Culture has always been a competitive advantage for companies and organizations. This is because it is extremely difficult to replicate a great culture. Great culture attracts talent and converts customers into raving fans. I have personally been fascinated by culture for almost two decades and have been studying good and bad cultures in the workplace, how cultures are shaped in countries, cities, and cultures within a race or group of people. I have tried to emulate certain aspects of great cultural traits from other companies within my own teams with both positive and negative results and came up with my own ideas for establishing and re-enforcing culture. I would say that I am borderline obsessed with culture and the COVID-19 pandemic has caused a twist for how to create a culture or maintain an existing culture when many are working remotely. As I thought about it more I don’t believe the fundamentals change. The principles of a good culture are still the same but you will need new tools and methods to establish and re-enforce your culture.
The foundation
Whether you are trying to create a new culture or overhaul and install a new culture in your company or organization, you need the right foundation to build on and it all begins with trust. Not only leadership needs to be trusted but there needs to be trust amongst the community, no matter how small or large. This begins with the leader taking the time to genuinely learn about its core team members and then ensuring that the same is passed down so each core team members, leaders themselves, are doing the same. In addition, there need to be activities that promote cross-team engagement that allows people to get to know each other on a personal level. These can be virtual events like small Zoom happy hours as an example.
Cultural Traits
A culture only works if the leader at the top of that culture, company, or organization, embraces the culture.
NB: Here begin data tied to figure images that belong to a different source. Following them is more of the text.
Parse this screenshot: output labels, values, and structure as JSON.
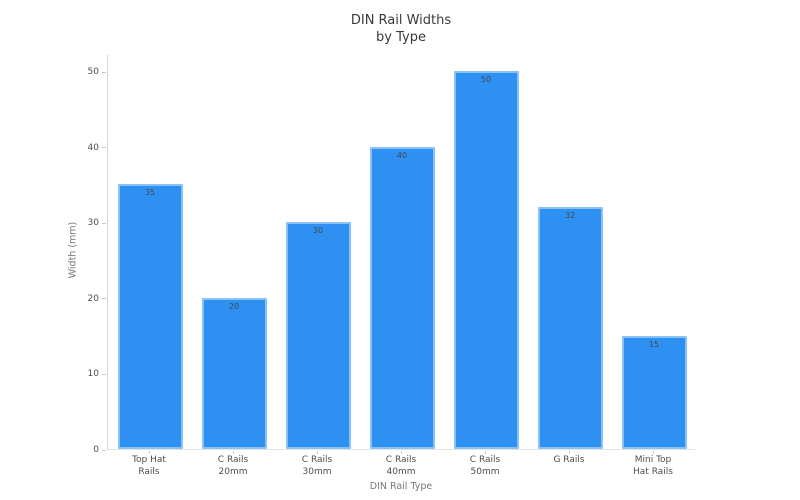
{
  "chart_data": {
    "type": "bar",
    "title": "DIN Rail Widths by Type",
    "title_lines": [
      "DIN Rail Widths",
      "by Type"
    ],
    "xlabel": "DIN Rail Type",
    "ylabel": "Width (mm)",
    "categories": [
      "Top Hat Rails",
      "C Rails 20mm",
      "C Rails 30mm",
      "C Rails 40mm",
      "C Rails 50mm",
      "G Rails",
      "Mini Top Hat Rails"
    ],
    "category_label_lines": [
      [
        "Top Hat",
        "Rails"
      ],
      [
        "C Rails",
        "20mm"
      ],
      [
        "C Rails",
        "30mm"
      ],
      [
        "C Rails",
        "40mm"
      ],
      [
        "C Rails",
        "50mm"
      ],
      [
        "G Rails"
      ],
      [
        "Mini Top",
        "Hat Rails"
      ]
    ],
    "values": [
      35,
      20,
      30,
      40,
      50,
      32,
      15
    ],
    "bar_labels": [
      "35",
      "20",
      "30",
      "40",
      "50",
      "32",
      "15"
    ],
    "ylim": [
      0,
      50
    ],
    "yticks": [
      0,
      10,
      20,
      30,
      40,
      50
    ],
    "grid": false,
    "legend": "none",
    "bar_color": "#2E91F1",
    "bar_border_color": "#8AC2F8",
    "title_color": "#3a3a3a",
    "tick_label_color": "#4d4d4d",
    "axis_title_color": "#787878"
  }
}
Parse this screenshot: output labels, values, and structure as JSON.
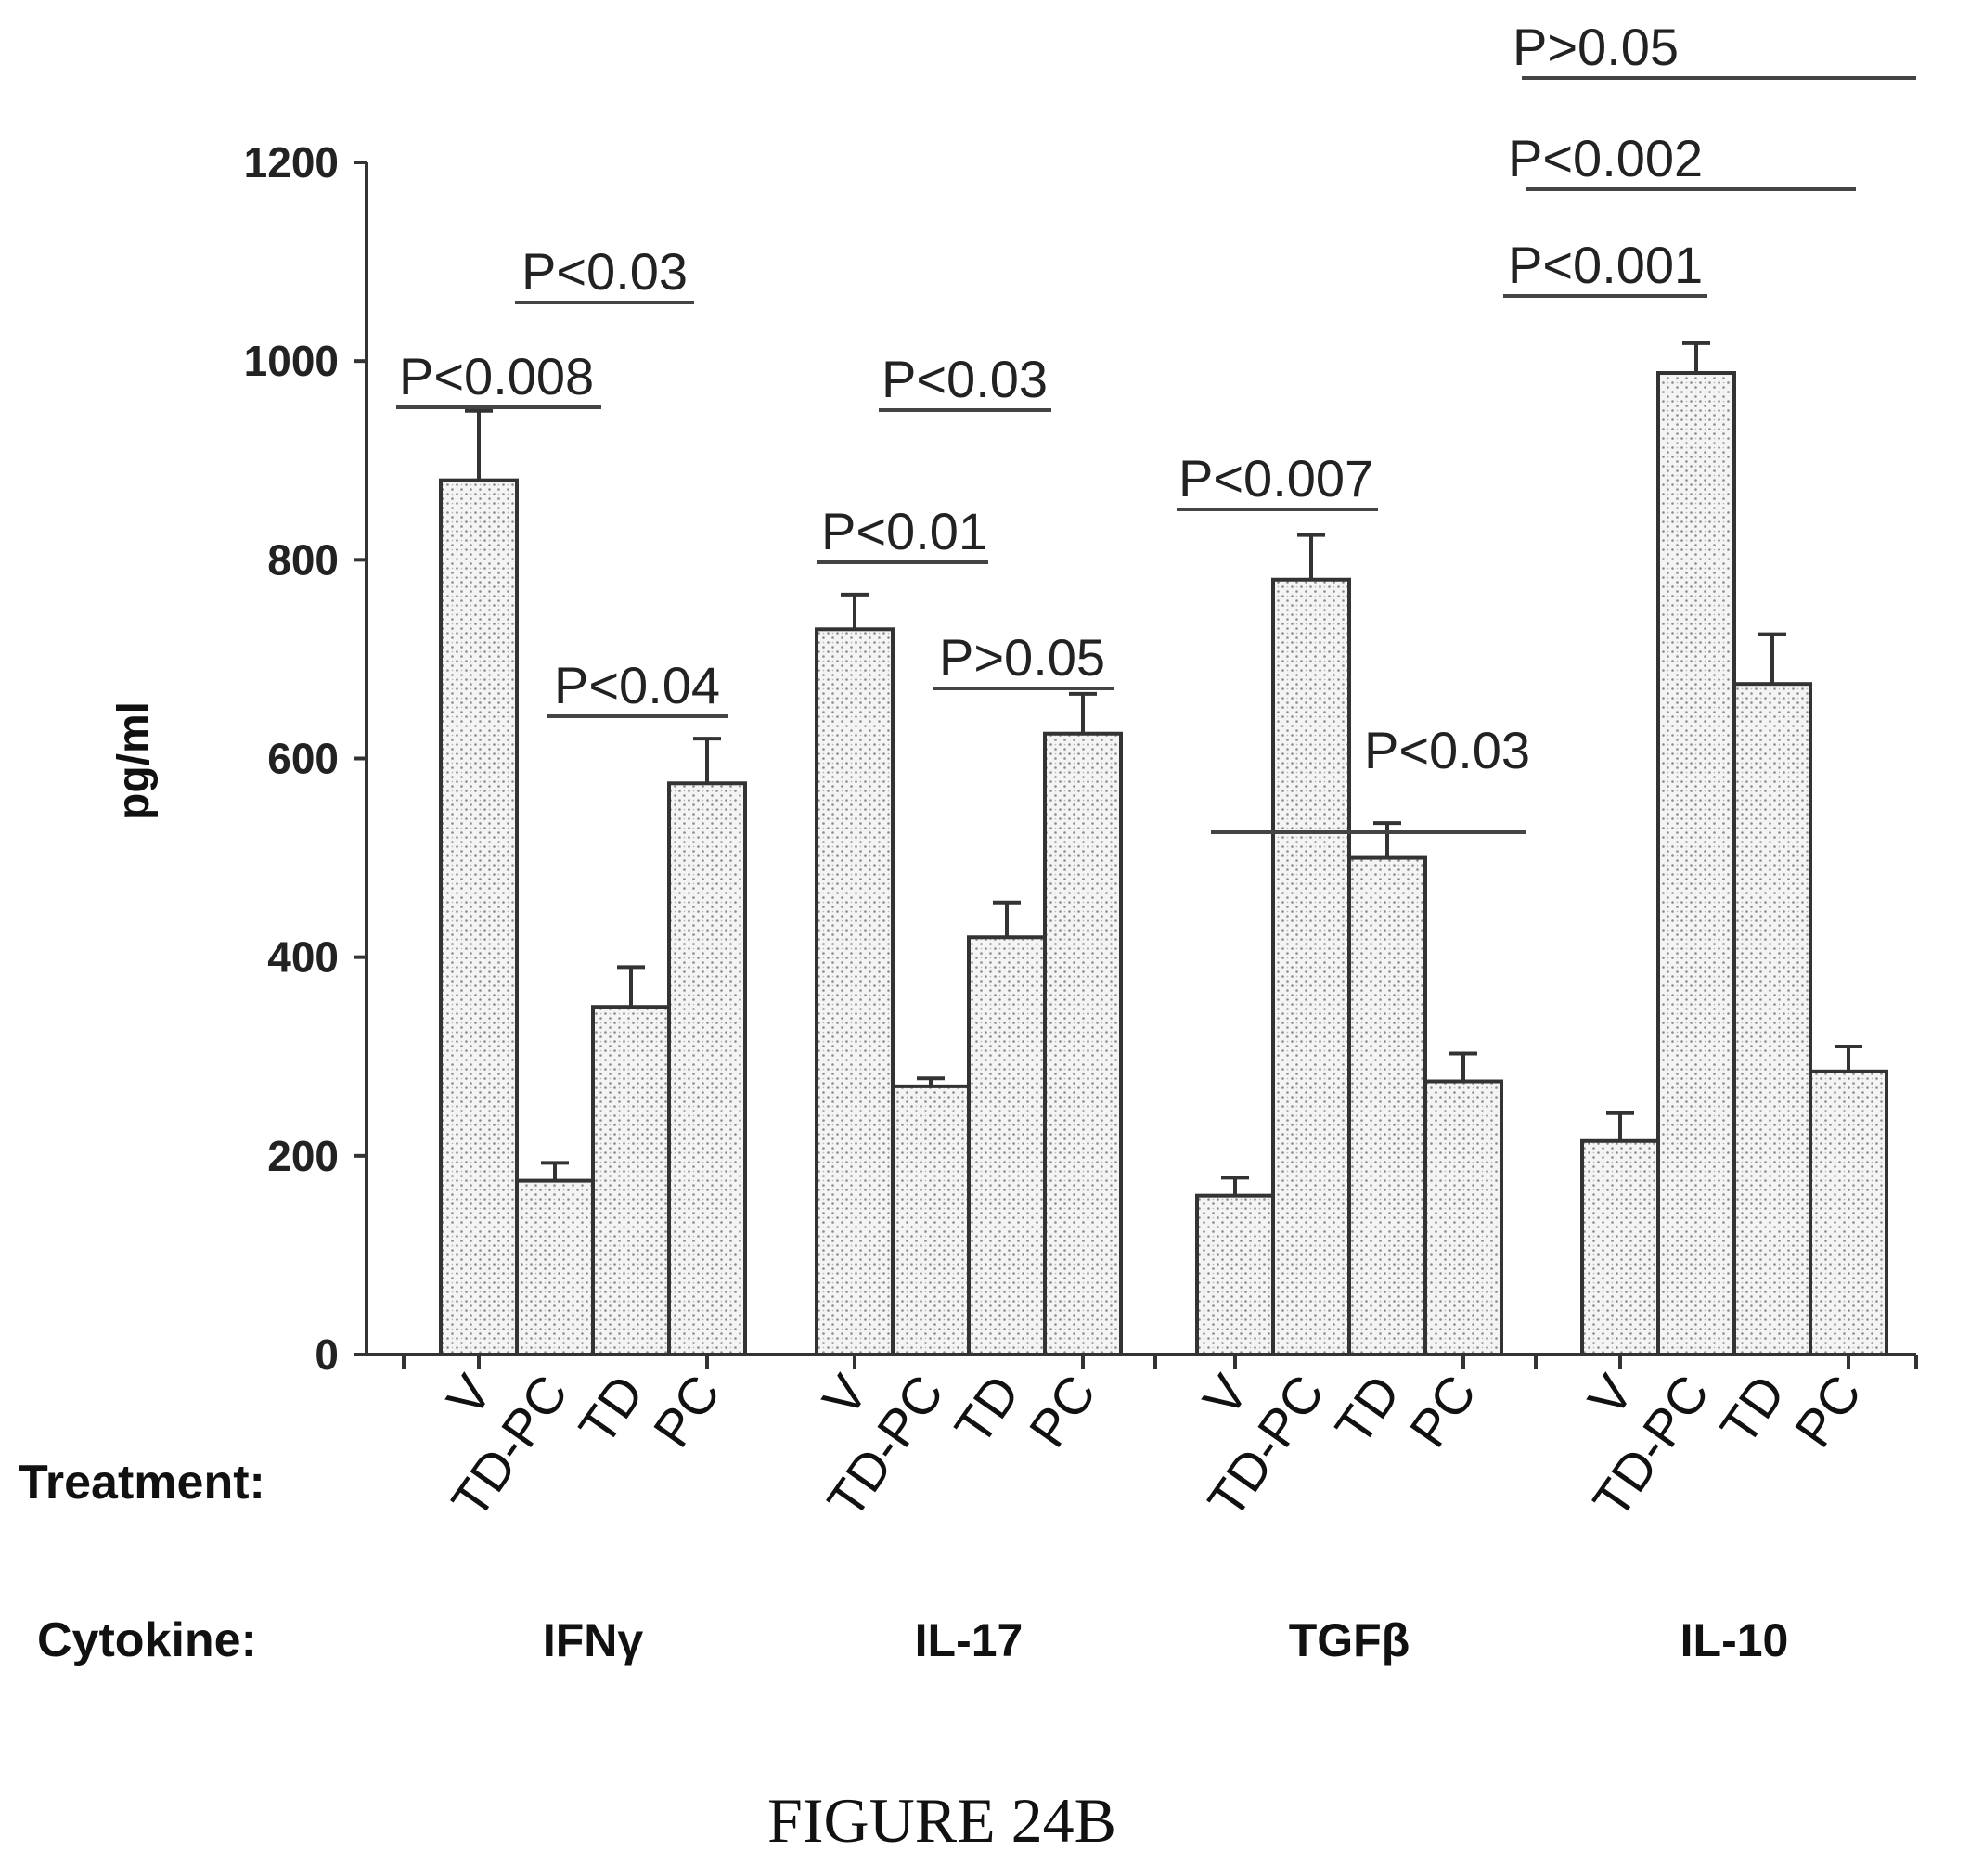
{
  "chart_data": {
    "type": "bar",
    "ylabel": "pg/ml",
    "ylim": [
      0,
      1200
    ],
    "yticks": [
      0,
      200,
      400,
      600,
      800,
      1000,
      1200
    ],
    "grid": false,
    "row_labels": {
      "treatment": "Treatment:",
      "cytokine": "Cytokine:"
    },
    "treatments": [
      "V",
      "TD-PC",
      "TD",
      "PC"
    ],
    "groups": [
      {
        "cytokine": "IFNγ",
        "values": [
          880,
          175,
          350,
          575
        ],
        "errors": [
          70,
          18,
          40,
          45
        ]
      },
      {
        "cytokine": "IL-17",
        "values": [
          730,
          270,
          420,
          625
        ],
        "errors": [
          35,
          8,
          35,
          40
        ]
      },
      {
        "cytokine": "TGFβ",
        "values": [
          160,
          780,
          500,
          275
        ],
        "errors": [
          18,
          45,
          35,
          28
        ]
      },
      {
        "cytokine": "IL-10",
        "values": [
          215,
          988,
          675,
          285
        ],
        "errors": [
          28,
          30,
          50,
          25
        ]
      }
    ],
    "annotations": [
      {
        "text": "P<0.008"
      },
      {
        "text": "P<0.03"
      },
      {
        "text": "P<0.04"
      },
      {
        "text": "P<0.01"
      },
      {
        "text": "P<0.03"
      },
      {
        "text": "P>0.05"
      },
      {
        "text": "P<0.007"
      },
      {
        "text": "P<0.03"
      },
      {
        "text": "P>0.05"
      },
      {
        "text": "P<0.002"
      },
      {
        "text": "P<0.001"
      }
    ]
  },
  "caption": "FIGURE 24B"
}
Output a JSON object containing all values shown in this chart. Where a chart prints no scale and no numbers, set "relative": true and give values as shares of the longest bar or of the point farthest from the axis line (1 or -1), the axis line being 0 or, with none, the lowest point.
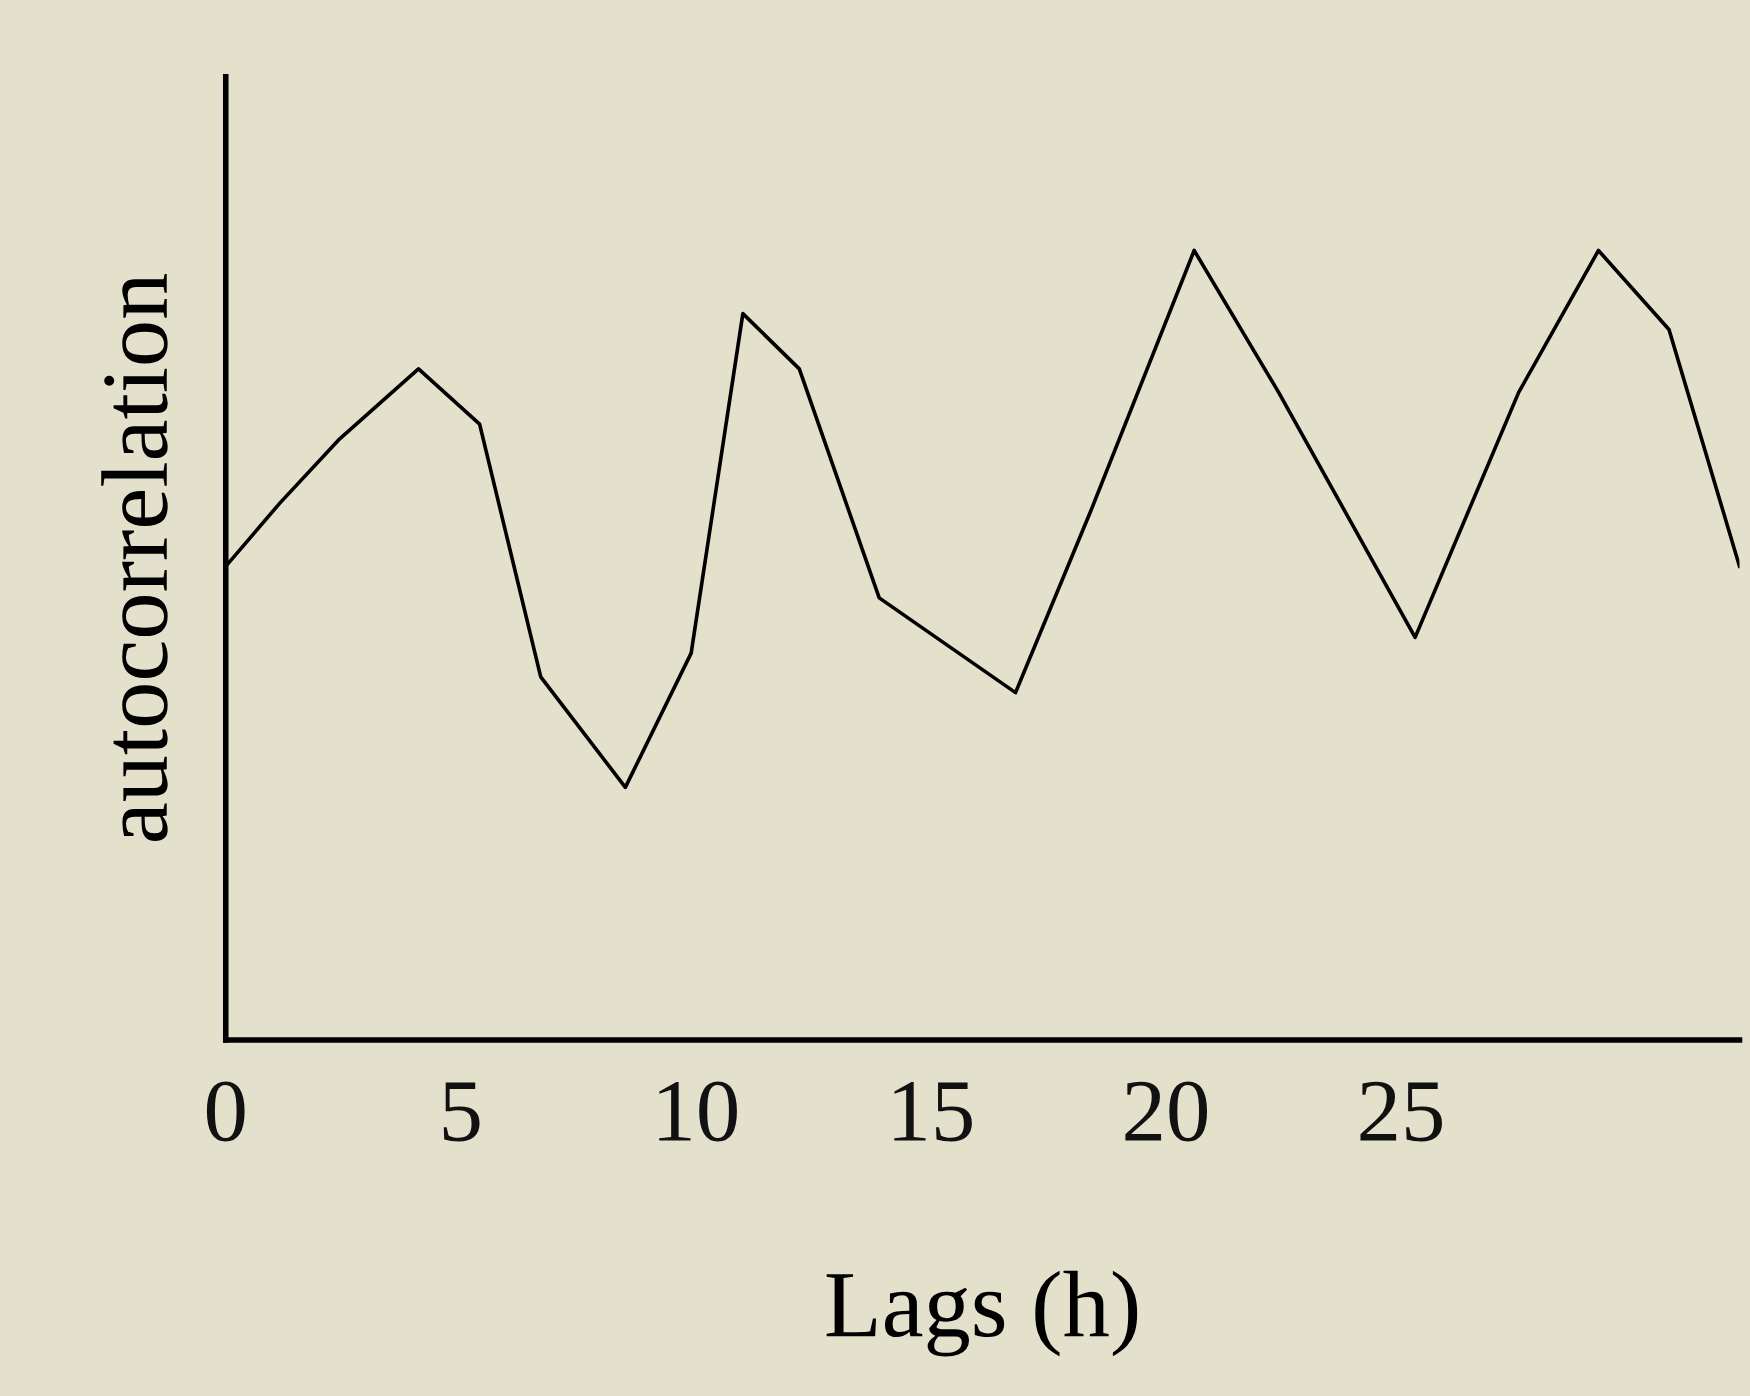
{
  "chart_data": {
    "type": "line",
    "xlabel": "Lags (h)",
    "ylabel": "autocorrelation",
    "relative": true,
    "xlim": [
      0,
      32.2
    ],
    "xticks": [
      0,
      5,
      10,
      15,
      20,
      25
    ],
    "tick_labels": "x",
    "grid": false,
    "legend": false,
    "series": [
      {
        "color": "#000000",
        "x": [
          0,
          1.15,
          2.4,
          4.1,
          5.4,
          6.7,
          8.5,
          9.9,
          11.0,
          12.2,
          13.9,
          16.8,
          18.4,
          20.6,
          22.4,
          25.3,
          27.5,
          29.2,
          30.7,
          32.2
        ],
        "values": [
          0.6,
          0.68,
          0.76,
          0.85,
          0.78,
          0.46,
          0.32,
          0.49,
          0.92,
          0.85,
          0.56,
          0.44,
          0.67,
          1.0,
          0.82,
          0.51,
          0.82,
          1.0,
          0.9,
          0.6
        ]
      }
    ]
  }
}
Fancy mission statements on paper will fade out quickly and even regular meetings will not be able to add fuel to the effort. The simplest way for a leader to embrace the culture is to embed his or her personality into the culture. Do you love music? Do you love sports? Are you a vegetarian? Do you love art? Are you an avid reader of self-help books? Are you a prankster? Whatever it is, use elements of your own personality to build and grow your culture. This makes it feel organic and effortless. For those that know me, I’m a big sports guy so I used sports as one way to build and grow my culture. After work, we would go to the driving range as a way to bond and have some fun, instead of happy hour. I would surprise people with tickets to sporting events. I’m also very big on growth and development. Because of this, every new hire in my team has to read three specific self-help books. We also discuss a book or online video on a regular basis. I once surprised my team and took them to a Ted Talk. These are all things I really enjoy so it was easy to do and over time, a lot of my team’s culture was my personality built on top of our core values. Other good cultural traits and values include accountability, transparency, having high standards, and healthy competition. You can’t just set them and forget them. You must reinforce them regularly so they become your cultural DNA. A virtual book club is as easy as an in-person book club.
Hire Right
Everyone wants to hire for best fit or culture fit but because of subconscious bias, we sometimes think the best fit is someone just like us. For me, fit means the person will believe in our mission and can uphold our core values, has no agenda, will be loyal in the same way athletes are loyal to their team, and bring a diversity of opinion, experience, and background. I also value attitude over skills and want individuals who can become our cultural ambassadors. Your cultural ambassadors will act as word of mouth marketing and both internally and externally attract talent that wants to join your organization or company.
Retain The Good
To uphold and grow your culture, you need to retain your good people. I’m a big believer of “people first”. This means making them feel valued and included. This needs to be part of your culture and how things are approached. This will result in them giving their best because they want to. As they give their best, potential leaders will emerge. A good culture fosters growth and develops leaders. Process improvement, adding product lines and cost savings will result in linear growth while developing leaders will result in an exponential growth as this is when innovation happens. Be unique and cater to what your team likes. Listen to what they say and what they don’t say. Small things, like a “thank you” do matter.
Vision and Purpose
Sure, culture can be fun but let’s not forget there is a business behind it. As you have built trust, embedded the culture with your personality, established core values you believe in, and are hiring and retaining good people, casting a vision for people to want to support becomes easier. What becomes more powerful is when you can tie your vision to a purpose. For example, the vision might be to become the best and safest fishing company in the US. The purpose would be to reduce workplace fatality to zero. If you don’t know, the fishing industry is one of the most dangerous.
Measure
A big part of the culture that many leaders forget about is measuring its success. Just as you have metrics to measure various parts of your business, you need metrics to measure your culture. On top of coming up with some creative metrics, if you are part of a large company, you can work with your HR partner to measure engagement, pride, and anything else you think you need to measure to understand if your culture is a positive culture or not.
These six items hold true before, during, and after COVID-19. Instead of meeting in-person to discuss a Ted Talk, you can do that using Zoom. Instead of going to a happy hour, you might get together at someone’s house, in smaller groups. You’ll need to put in more effort to keep communication flowing and keeping everyone engaged but you are saving time from not having a commute. You can either use the change the pandemic has caused in how we work to strengthen your culture and come out stronger or let it crack. Either way, you are 100% in control.
How have you be keeping your culture intact during the pandemic?